9. The learned advocate has relied upon a passage in Mayne''s Hindu Law, which is indirectly suggestive of the view propounded, namely, that if
upon an invalid adoption, there is a change of status by reason of the performance of necessary ceremonies, and which change prevents the
adoptee from going back into his natural family, he might be regarded as a son with certain privileges : (see paragraphs 176 to 178 of Mayne''s
Hindu Law and Usage, 9th edn., pp. 243 to 245). But the learned author does not consider the effect of an invalid adoption, on the right of the
adoptive father to adopt another in succession.
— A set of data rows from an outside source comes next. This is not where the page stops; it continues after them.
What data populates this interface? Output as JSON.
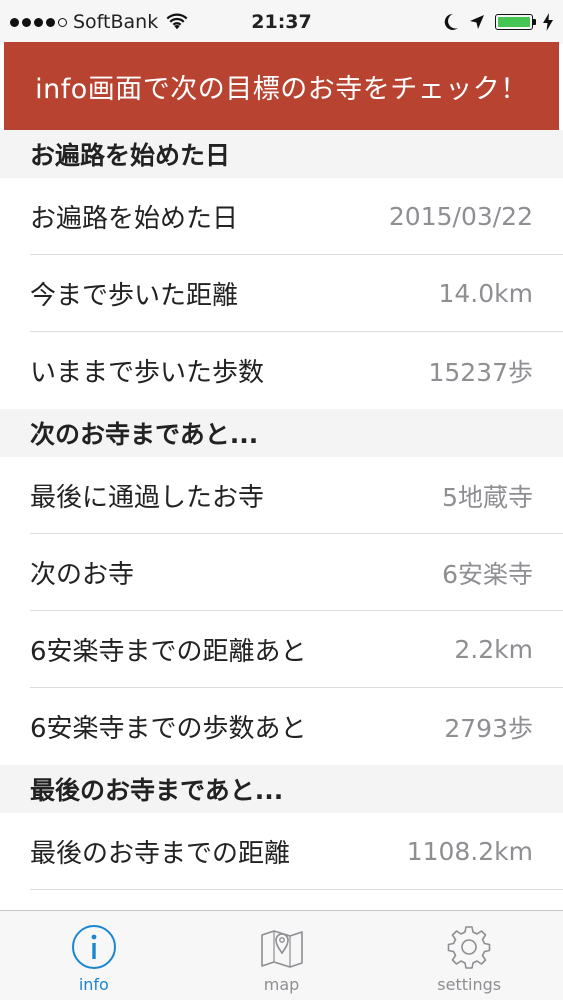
{
  "status_bar": {
    "carrier": "SoftBank",
    "time": "21:37",
    "battery_color": "#44c553"
  },
  "banner": {
    "text": "info画面で次の目標のお寺をチェック！",
    "color": "#b84330"
  },
  "sections": [
    {
      "header": "お遍路を始めた日",
      "rows": [
        {
          "label": "お遍路を始めた日",
          "value": "2015/03/22"
        },
        {
          "label": "今まで歩いた距離",
          "value": "14.0km"
        },
        {
          "label": "いままで歩いた歩数",
          "value": "15237歩"
        }
      ]
    },
    {
      "header": "次のお寺まであと...",
      "rows": [
        {
          "label": "最後に通過したお寺",
          "value": "5地蔵寺"
        },
        {
          "label": "次のお寺",
          "value": "6安楽寺"
        },
        {
          "label": "6安楽寺までの距離あと",
          "value": "2.2km"
        },
        {
          "label": "6安楽寺までの歩数あと",
          "value": "2793歩"
        }
      ]
    },
    {
      "header": "最後のお寺まであと...",
      "rows": [
        {
          "label": "最後のお寺までの距離",
          "value": "1108.2km"
        }
      ]
    }
  ],
  "tab_bar": {
    "tabs": [
      {
        "label": "info",
        "icon": "info-icon",
        "active": true
      },
      {
        "label": "map",
        "icon": "map-icon",
        "active": false
      },
      {
        "label": "settings",
        "icon": "gear-icon",
        "active": false
      }
    ],
    "active_color": "#1a86d0",
    "inactive_color": "#8e8e93"
  }
}
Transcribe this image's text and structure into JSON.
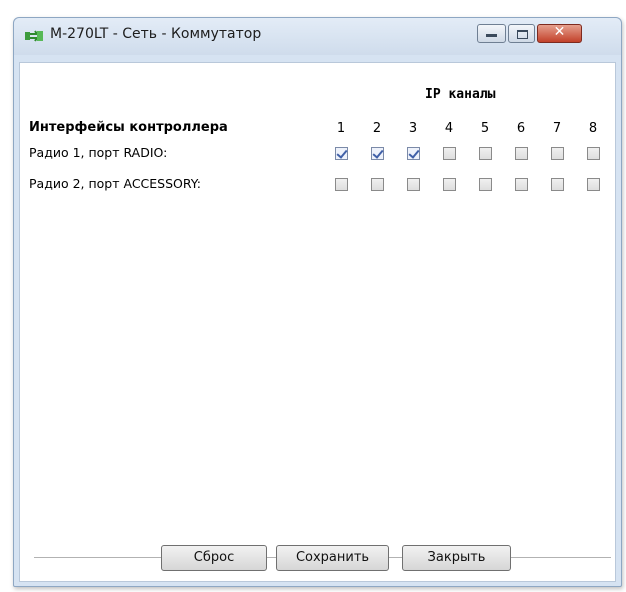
{
  "window": {
    "title": "M-270LT - Сеть - Коммутатор",
    "icon": "network-switch-icon",
    "controls": [
      "minimize",
      "maximize",
      "close"
    ],
    "accent_color": "#c2412a"
  },
  "main": {
    "ip_header": "IP каналы",
    "interfaces_header": "Интерфейсы контроллера",
    "channels": [
      "1",
      "2",
      "3",
      "4",
      "5",
      "6",
      "7",
      "8"
    ],
    "rows": [
      {
        "label": "Радио 1, порт RADIO:",
        "checked": [
          true,
          true,
          true,
          false,
          false,
          false,
          false,
          false
        ]
      },
      {
        "label": "Радио 2, порт ACCESSORY:",
        "checked": [
          false,
          false,
          false,
          false,
          false,
          false,
          false,
          false
        ]
      }
    ]
  },
  "footer": {
    "reset_label": "Сброс",
    "save_label": "Сохранить",
    "close_label": "Закрыть"
  }
}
10. The effect of an invalid adoption has been considered in Mulla''s Hindu Law (8th edn., paragraph 510, at p. 559), and upon a consideration of
the authorities it is stated that all that the son is entitled to in the adoptive family is maintenance. Assuming that the change of status establishes a
right to maintenance in the adoptive family, the question is whether the adoptee could on that account be regarded as a son with a disqualification
preventing a subsequent adoption. I do not find any authority or text putting such an invalidly adopted son in the same position as a congenitally
blind or dumb son, assuming that cases such as Bharmappa v. Ujjangauda represent the more progressive view in modern times on the point. The
authorities on the other hand support the view that the existence of an invalidly adopted son is no impediment to the subsequent adoption. In
Bhujagonda v. Babu Bala (1919) 22 Bom. L.R. 817 it was held that a widow could not adopt a son to her husband when there was in existence a
son adopted by her husband. In that case, which discouraged successive adoptions, it was pointed out that the widow''s right to adopt to her
husband would not arise until that adoption was set aside, and that adoption could not be treated as invalid justifying a second or successive
adoption. A similar expression of opinion is contained in Bhau v. NarasaGouda ILR (1921) 46 Bom. 400 : 23 Bom. L.R. 1272, where it was held
that under Hindu law, a widow could not adopt a son during the lifetime of a son adopted by her husband, even though the validity of the adoption
by her husband was doubtful; and it was pointed out that a widow could not adopt any other boy during the lifetime of the adopted boy or until the
adoption was declared invalid by a competent Court at the instance of somebody other than the widow interested in the estate. Those decisions
rather support the view that upon a declaration that the adoption is invalid, a person to whom the adoption is made would be regarded as sonless,
and that his widow would then be competent to adopt a son to him. That is more consistent with the doctrine of spiritual welfare, and is in line with
the current of authority in this presidency. Therefore on the second point, the appellants fail.
11. For the above reasons, the lower Courts'' decrees are confirmed, and these appeals dismissed.